Council balks at proposal for transit tax collections
|||Homeowners gain property tax relief|
By Robbie Dingeman
Advertiser Staff Writer
By Robbie Dingeman
Honolulu's mass-transit project hit a bump in the road yesterday after the City Council rejected a last-minute request from the city administration that would have given the state $5 million to guarantee the transit tax surcharge will be collected starting in January.
The city is counting on the increase in the general excise tax — from 4 percent to 4.5 percent — to provide $150 million a year for a mass-transit system for O'ahu.
City planners are analyzing costs, ridership and different technologies and routes, preparing to report to the council by Nov. 1. The state Legislature passed a bill to allow the county to levy the tax surcharge to pay for a transit system, with the increase set to begin in January 2007. Gov. Linda Lingle allowed the bill to become law without her signature, signaling her reluctance to have anything to do with a tax increase.
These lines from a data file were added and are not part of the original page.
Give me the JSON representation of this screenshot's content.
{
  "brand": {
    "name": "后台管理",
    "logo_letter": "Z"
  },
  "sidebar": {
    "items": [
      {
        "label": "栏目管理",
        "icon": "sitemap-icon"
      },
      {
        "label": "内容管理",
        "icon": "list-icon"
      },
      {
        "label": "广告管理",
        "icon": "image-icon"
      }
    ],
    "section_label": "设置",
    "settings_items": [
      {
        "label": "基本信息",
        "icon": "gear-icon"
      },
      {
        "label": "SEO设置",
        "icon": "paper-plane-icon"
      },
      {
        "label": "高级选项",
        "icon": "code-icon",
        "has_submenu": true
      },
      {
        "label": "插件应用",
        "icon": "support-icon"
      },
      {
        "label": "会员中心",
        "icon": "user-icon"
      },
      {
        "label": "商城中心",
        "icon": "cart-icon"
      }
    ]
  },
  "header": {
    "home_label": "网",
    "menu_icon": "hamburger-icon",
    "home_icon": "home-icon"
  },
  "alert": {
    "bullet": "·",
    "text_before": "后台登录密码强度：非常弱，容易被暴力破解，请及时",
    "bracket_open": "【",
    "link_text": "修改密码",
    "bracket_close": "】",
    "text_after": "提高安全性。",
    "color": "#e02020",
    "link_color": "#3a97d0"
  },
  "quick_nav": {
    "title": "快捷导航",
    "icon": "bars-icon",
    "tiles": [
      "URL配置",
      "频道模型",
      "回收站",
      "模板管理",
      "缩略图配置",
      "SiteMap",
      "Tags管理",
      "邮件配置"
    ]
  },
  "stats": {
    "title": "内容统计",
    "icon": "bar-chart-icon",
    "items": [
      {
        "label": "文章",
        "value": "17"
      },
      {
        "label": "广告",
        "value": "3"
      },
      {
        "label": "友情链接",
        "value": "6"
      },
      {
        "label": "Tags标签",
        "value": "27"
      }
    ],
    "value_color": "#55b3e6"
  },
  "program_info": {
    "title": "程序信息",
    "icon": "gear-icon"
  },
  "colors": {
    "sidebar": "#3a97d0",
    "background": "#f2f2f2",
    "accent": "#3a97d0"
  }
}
But city deputy managing director Trudi Saito said the state's tax director has since told her that the city should provide a guarantee or risk the state not having a vendor in place to begin collecting the tax in January. She said that putting up the $5 million to guarantee the collection of $150 million seemed worthwhile.
But councilman and former state lawmaker Romy Cachola wondered how the state could avoid collecting the tax since the state law requires it. Saito assured the council that the city has made that argument but continued to meet state resistance.
TOO MUCH TIME PASSES
Mayor Mufi Hannemann and seven of the nine City Council members have supported the tax increase, saying that a mass-transit system is needed to deal with increasing gridlock on O'ahu.
The plan was to set aside $5 million from a rainy-day reserve fund to guarantee that the state tax collection would begin.
Hannemann representatives said they waited to tell council members about the proposal because they had been trying to convince state officials that it is a state responsibility to begin collecting the tax as required by the bill that was passed.
That bill sets aside 10 percent of what is collected from the tax to pay for the state's administrative expenses.
But waiting so long to tell the council apparently backfired, with some council members questioning whether the city has tried every option with the state. Other council members cried foul over who was told when.
Saito said she and deputy corporation counsel Donna Woo were briefing council members the night before yesterday's council meeting but didn't get to everyone.
But the council members who weren't told anything by the city administration were the two who had voted against the excise tax increase: Charles Djou and Barbara Marshall.
"You were playing politics. I'm more than a little (upset) about the conduct of the administration," Djou said on the council floor.
Hannemann said he would keep trying to keep the important project on track.
"Do I think this is a serious setback? No, I don't," the mayor said. "We need the state to collect the tax."
Transit supporters did get some good news yesterday from U.S. Rep. Neil Abercrombie, who said that Honolulu mass transit received a commitment for the first installment of federal aid Tuesday night when the House Appropriations Committee approved funding for the project.
Abercrombie said the transit appropriations bill includes $250,000 for Honolulu transit, which he requested. He called it "a major breakthrough."
He said, "it's the first installment on the federal cost share for this badly needed project." Of more than 300 projects included in last year's federal authorization bill, Honolulu is one of only 10 to receive first-time funding approval in this appropriations bill, he said.
Abercrombie called it a "down payment" that means more federal funding will come.
The federal bill also included $500,000 for repairs on Kapi'olani Boulevard, $400,000 for road improvements on Maui and $15 million for ferry systems in Alaska and Hawai'i, Abercrombie said.